Doberge cake (often pronounced /ˈdoʊbæʃ/ DOH-bash) is a layered dessert originating in New Orleans, Louisiana, U.S., adapted by local baker Beulah Ledner from the Hungarian Dobos torte. Still popular in the area, the cake is made of multiple thin layers of cake alternating with dessert pudding. Very often the cakes are made with half chocolate pudding and half lemon pudding. They are covered in a thin layer of butter cream and a fondant shell or, alternatively, a poured glaze on the outside. They are normally made with six or more layers. Traditional flavors are chocolate, lemon or caramel.

==History==

Beulah Levy Ledner, born into a Jewish family in St. Rose, Louisiana, opened a bakery in New Orleans in 1933. She became very successful after creating her "Doberge cake" adapted from the Hungarian/Austrian Dobos Cake, a cake made of nine génoise cake layers filled with buttercream and topped with a hard caramel glaze. The doberge cake is based on a recipe originating in Alsace-Lorraine. Ledner replaced the buttercream filling of the Dobos Cake with a custard filling and iced the cakes with buttercream and a thin layer of fondant.

Beulah Ledner's recipe is available in the cookbook, Let's bake with Beulah Ledner: A legendary New Orleans Lady by Maxine Wolchansky.

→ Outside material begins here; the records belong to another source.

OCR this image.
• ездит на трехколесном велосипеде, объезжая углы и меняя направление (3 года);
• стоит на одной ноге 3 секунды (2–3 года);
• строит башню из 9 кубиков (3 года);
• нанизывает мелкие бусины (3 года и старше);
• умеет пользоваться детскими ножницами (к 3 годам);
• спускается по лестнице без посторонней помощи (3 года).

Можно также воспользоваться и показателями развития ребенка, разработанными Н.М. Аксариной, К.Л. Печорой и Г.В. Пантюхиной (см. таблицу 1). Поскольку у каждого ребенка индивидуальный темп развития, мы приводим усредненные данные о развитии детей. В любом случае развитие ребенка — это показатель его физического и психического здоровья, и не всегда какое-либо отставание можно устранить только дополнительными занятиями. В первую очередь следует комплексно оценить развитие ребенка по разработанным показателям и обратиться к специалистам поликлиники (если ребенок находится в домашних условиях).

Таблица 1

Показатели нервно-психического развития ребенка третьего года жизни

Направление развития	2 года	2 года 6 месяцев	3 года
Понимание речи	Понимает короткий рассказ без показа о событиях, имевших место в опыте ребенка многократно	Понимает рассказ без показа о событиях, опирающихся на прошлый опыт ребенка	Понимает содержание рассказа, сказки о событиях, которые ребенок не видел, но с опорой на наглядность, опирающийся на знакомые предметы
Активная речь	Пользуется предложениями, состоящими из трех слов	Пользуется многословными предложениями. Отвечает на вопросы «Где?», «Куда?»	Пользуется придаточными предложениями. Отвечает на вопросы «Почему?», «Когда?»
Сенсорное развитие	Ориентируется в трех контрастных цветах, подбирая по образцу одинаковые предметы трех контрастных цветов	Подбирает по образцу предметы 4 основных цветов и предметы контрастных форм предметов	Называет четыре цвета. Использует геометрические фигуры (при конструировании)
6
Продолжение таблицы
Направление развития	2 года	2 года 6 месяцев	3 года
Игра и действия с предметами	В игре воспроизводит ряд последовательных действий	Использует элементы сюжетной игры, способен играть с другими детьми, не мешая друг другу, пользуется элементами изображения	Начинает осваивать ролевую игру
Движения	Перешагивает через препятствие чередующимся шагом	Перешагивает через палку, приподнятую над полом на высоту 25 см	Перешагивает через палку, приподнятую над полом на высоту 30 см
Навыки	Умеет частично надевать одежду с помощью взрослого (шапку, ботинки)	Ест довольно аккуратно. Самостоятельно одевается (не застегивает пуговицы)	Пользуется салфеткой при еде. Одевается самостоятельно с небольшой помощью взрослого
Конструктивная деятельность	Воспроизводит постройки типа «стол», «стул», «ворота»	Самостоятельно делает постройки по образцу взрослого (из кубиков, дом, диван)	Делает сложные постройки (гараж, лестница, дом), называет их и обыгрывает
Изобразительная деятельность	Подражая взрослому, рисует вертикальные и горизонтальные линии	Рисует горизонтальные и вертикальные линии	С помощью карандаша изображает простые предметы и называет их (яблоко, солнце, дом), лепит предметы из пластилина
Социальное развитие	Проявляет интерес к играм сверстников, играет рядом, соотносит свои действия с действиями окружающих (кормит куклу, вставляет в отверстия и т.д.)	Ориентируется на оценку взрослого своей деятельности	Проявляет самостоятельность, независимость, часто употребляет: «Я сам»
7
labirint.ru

In 1946 Joe Gambino bought the name, recipe and retail shop, including her recipe for doberge cake and a promise that she would not reopen in New Orleans for five years. After a couple of years of illness, she reopened in a new location on Metairie Road in the New Orleans suburb of Metairie under the name "Beulah Ledner, Inc." As her business and popularity grew, her son, Albert, designed and built a new building and a new machine to mass-produce sheet cakes using his mother's recipes. She opened her new bakery on May 21, 1970; she ran it until she retired in 1981 at the age of 87, when she sold the shop and doberge recipe to Maurice's French Pastries, which was still in the business of baking and selling doberge cakes in Metairie as of early 2022.